Let me be contrary and take a break from my Kuala Lumpur narration to tell you a little about my first day in Kathmandu, Nepal.
I woke up at 5:30 AM this morning, ordered a cab using the Taxi iPhone app, and did the usual pre-travel panic dressing and packing. Fifty minutes later, I stood outside my building, growing increasingly anxious–either the cab had left me because I had been five minutes late, or it hadn’t come at all. I fumed for a bit, struggled with my luggage, called another ride, and made it to the airport in time. My flight was at 8:15 AM, and would be stopping in Bangkok to transfer.
The Bangkok airport is impressive, built in the modern chrome-and-glass style that seems to be so popular with the more modern Asian terminals. It had high ceilings and a spacious interior, but let me just say walking from wherever it was that I landed to Gate C6–NOT FUN. I must have staggered two kilometers with my heavy carry-on luggage just to move to the new gate to get on my second plane–and both flights were both on Thai Airways! For some reason, the floor I was in didn’t have any travelators.
Well, I reached the gate (eventually), sighted my colleagues who had taken a different airline earlier, and boarded after a short wait. Eyes falling shut, as the place took off, I smiled at the sight of all the seats filled with Buddhist monks in their yellow garb. It hit me, then: I was on my way to Nepal!
Then like a deflated balloon, I simply collapsed. I only forced myself awake when food was offered to me, but other than that, I must have looked a mess until we had landed in the red-brick Tribhuvan International Airport of Kathmandu.
My next hurdle was to obtain the Nepalese visa that can be gotten upon arrival for most nationalities. My colleagues, who had applied for their visas in Singapore, breezed past me, while I had to tackle the longest line in the airport. Mentally kicking myself for making the others wait, I fidgeted for twenty minutes as the airport officials did their paper shuffling. When I had finally emerged, my colleagues and I found the fellow who was assigned to bring us to the hotel.
The hotel car was a little, battered-looking vehicle that had definitely had seen better days, but it served us well enough as we drove the fourteen kilometers from the airport to the Crowne Plaza Hotel Kathmandu – Soaltee.
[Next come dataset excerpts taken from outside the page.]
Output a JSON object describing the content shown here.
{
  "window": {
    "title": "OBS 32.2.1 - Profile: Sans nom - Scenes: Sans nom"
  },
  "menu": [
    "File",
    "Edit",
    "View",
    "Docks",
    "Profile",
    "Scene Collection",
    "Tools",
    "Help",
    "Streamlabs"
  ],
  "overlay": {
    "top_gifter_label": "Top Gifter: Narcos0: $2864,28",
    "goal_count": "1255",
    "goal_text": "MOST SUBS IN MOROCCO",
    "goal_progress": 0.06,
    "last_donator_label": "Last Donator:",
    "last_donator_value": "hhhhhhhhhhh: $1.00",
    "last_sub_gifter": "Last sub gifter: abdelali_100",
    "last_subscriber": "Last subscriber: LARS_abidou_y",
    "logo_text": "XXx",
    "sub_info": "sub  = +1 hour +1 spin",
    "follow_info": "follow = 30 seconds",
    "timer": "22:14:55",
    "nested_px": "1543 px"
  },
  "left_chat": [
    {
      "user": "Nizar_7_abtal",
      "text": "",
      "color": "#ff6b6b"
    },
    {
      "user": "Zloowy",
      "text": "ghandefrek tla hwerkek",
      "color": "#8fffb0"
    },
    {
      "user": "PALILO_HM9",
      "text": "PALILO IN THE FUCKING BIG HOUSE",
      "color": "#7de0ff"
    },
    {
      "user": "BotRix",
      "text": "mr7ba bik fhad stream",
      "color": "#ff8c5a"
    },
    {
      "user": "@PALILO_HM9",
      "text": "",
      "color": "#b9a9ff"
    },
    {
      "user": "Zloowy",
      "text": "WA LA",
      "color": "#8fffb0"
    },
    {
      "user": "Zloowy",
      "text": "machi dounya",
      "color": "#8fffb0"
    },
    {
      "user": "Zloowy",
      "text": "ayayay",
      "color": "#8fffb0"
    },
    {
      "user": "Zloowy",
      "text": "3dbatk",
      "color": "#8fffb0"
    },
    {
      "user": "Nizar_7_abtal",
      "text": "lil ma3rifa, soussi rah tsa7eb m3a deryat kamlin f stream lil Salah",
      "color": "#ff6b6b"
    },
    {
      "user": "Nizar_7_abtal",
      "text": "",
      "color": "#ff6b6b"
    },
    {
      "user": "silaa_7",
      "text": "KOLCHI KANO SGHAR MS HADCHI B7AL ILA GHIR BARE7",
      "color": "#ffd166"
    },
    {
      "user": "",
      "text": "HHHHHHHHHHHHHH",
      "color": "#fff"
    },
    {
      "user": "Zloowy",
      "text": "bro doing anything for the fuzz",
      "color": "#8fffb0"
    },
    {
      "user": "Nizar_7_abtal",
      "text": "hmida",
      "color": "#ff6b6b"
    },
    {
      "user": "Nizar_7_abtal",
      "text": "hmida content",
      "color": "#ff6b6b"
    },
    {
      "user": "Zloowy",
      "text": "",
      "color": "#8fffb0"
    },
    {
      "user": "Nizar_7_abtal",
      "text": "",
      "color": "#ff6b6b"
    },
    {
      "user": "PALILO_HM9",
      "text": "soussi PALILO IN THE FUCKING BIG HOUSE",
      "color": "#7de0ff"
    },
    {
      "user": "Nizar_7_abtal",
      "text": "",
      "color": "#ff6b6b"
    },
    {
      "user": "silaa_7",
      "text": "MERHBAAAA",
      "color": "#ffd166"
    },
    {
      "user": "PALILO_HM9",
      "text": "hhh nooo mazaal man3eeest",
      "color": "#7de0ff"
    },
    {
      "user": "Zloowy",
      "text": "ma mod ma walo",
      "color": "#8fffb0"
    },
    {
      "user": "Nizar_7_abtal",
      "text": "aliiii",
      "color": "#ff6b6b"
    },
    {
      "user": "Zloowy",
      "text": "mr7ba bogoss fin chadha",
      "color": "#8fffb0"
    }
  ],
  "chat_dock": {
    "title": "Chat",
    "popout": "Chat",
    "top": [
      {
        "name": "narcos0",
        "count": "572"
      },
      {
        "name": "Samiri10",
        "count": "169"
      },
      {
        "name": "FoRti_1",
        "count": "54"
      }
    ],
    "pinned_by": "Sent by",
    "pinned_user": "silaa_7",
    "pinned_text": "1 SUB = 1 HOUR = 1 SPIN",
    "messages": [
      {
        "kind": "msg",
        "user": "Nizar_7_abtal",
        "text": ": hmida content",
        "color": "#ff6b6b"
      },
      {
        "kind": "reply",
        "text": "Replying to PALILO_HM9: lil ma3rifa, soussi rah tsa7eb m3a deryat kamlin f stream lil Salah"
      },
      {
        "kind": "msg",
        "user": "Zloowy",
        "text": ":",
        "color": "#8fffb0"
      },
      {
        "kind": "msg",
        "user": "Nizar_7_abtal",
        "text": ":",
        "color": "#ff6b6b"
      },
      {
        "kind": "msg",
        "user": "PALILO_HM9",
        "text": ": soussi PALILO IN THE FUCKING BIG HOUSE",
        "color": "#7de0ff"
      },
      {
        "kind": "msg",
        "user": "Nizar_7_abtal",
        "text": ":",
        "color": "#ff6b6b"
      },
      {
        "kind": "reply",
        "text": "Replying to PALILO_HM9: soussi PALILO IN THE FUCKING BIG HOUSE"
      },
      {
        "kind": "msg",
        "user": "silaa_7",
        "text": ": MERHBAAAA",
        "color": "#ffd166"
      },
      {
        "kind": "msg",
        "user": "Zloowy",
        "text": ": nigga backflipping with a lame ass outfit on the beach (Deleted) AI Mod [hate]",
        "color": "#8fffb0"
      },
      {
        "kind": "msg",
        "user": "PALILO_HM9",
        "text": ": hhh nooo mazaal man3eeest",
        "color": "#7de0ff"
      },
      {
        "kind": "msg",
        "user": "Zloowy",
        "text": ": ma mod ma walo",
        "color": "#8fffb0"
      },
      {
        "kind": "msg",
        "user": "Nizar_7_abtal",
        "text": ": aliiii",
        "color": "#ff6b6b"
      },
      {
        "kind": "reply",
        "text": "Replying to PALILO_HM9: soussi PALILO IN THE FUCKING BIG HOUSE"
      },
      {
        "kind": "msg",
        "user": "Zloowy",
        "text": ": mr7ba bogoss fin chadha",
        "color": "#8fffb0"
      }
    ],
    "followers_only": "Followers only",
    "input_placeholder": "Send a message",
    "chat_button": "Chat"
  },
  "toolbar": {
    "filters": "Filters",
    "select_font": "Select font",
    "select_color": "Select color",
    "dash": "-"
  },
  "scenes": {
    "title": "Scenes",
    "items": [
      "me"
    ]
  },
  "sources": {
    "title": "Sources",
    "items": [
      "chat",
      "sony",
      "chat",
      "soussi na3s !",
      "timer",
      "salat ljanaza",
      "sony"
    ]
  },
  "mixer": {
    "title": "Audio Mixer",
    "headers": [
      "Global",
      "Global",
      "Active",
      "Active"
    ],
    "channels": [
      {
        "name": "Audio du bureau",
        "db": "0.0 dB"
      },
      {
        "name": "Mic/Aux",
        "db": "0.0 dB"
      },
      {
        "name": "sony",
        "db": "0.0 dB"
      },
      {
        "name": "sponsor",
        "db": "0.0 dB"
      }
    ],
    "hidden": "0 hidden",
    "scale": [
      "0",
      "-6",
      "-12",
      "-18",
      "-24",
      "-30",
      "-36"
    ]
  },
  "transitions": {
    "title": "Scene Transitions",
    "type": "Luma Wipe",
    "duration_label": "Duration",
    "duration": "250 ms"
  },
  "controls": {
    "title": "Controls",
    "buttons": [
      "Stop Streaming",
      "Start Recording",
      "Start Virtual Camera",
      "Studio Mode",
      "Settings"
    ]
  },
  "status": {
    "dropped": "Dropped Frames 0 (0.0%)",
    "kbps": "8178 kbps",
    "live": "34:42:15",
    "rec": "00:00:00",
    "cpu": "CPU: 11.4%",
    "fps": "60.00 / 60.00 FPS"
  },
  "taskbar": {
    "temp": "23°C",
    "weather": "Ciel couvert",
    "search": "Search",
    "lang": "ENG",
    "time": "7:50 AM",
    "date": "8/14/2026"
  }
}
What can I say about Kathmandu from what little I was able to see of it from within a car window? Well, it’s definitely still a developing country, chaotic and charged with engergy, similar to what little I remember of India when I was growing up, before the call center and technology boom. Lots of traffic, and lots of people piled atop motorbikes. The weather was pleasantly cool, but part of me wondered whether the fuzziness in the air was fog or pollution. On one hand, the sky was overcast, so slight fog may have been possible, but the sheer abundance of people I saw wearing nose and mouth masks suggested that it was indeed a brew of exhaust and smoke in the air. With our car windows rolled down, I took it in–crisp, cold, but clearly not so fresh. “Not something you’d want to breathe in every day,” my colleague quipped.
The buildings were packed close together and were in varying states of disrepair, but oh! Culture screamed at me from every angle! Women walked around in traditional dress, in swaying ankle length skirts, rich in color and texture. Monkeys climbed along the angry black telephone wires that cut across the roads. Tucked in between decrepit buildings was a golden spire from a random temple. The flowing script of the local language was swept on signs and billboards as often as the Latin alphabet. I even spotted an establishment dubiously named “The Shakira Dance Restaurant.” What a city!
We turned into a side road and arrived at Soaltee. The hotel reminded me of a grand old duchess–beautiful and elegant, but obviously a bit worn out. The man helping me with my bags informed me that it was 44 years old when I had asked. I briefly recalled reading that this place had once hosted Queen Elizabeth.
My room itself is so-so. While the bed is wide and comfortable and the TV is flat-screened, the place smells rather musty. Another note: there is no way anyone is getting me to sit on that couch! It looks like the upholstery could crawl on its own, from all its dust mites.
The people, however, won me over completely. They smile and bow slightly, greeting everyone with a friendly “Namaste” that one feels compelled to mirror because of the good nature of the gesture. Folks I spoke to had said that this cheerfulness was a Nepalese trait, one that I like very much indeed.
I ventured to the grounds to withdraw money from the nearby ATM machine, but my eyes began hurting from my dry contact lenses, so I returned to my room to slip on my glasses and do some work before the planned welcome dinner of the company conference.
I’ve just returned from this dinner, which was mostly some delightful local fare, and very much similar (if not entirely the same as) Indian food. I’ve met some great people, some of whom I’ve interacted with online but have never met in person. More importantly (haha), I’ve met someone who can get me a discounted ticket on an hour long flight to the Himalayas! Woohoo!
And now, yawning but happy, I finish this post. Goodnight from Kathmandu, everyone!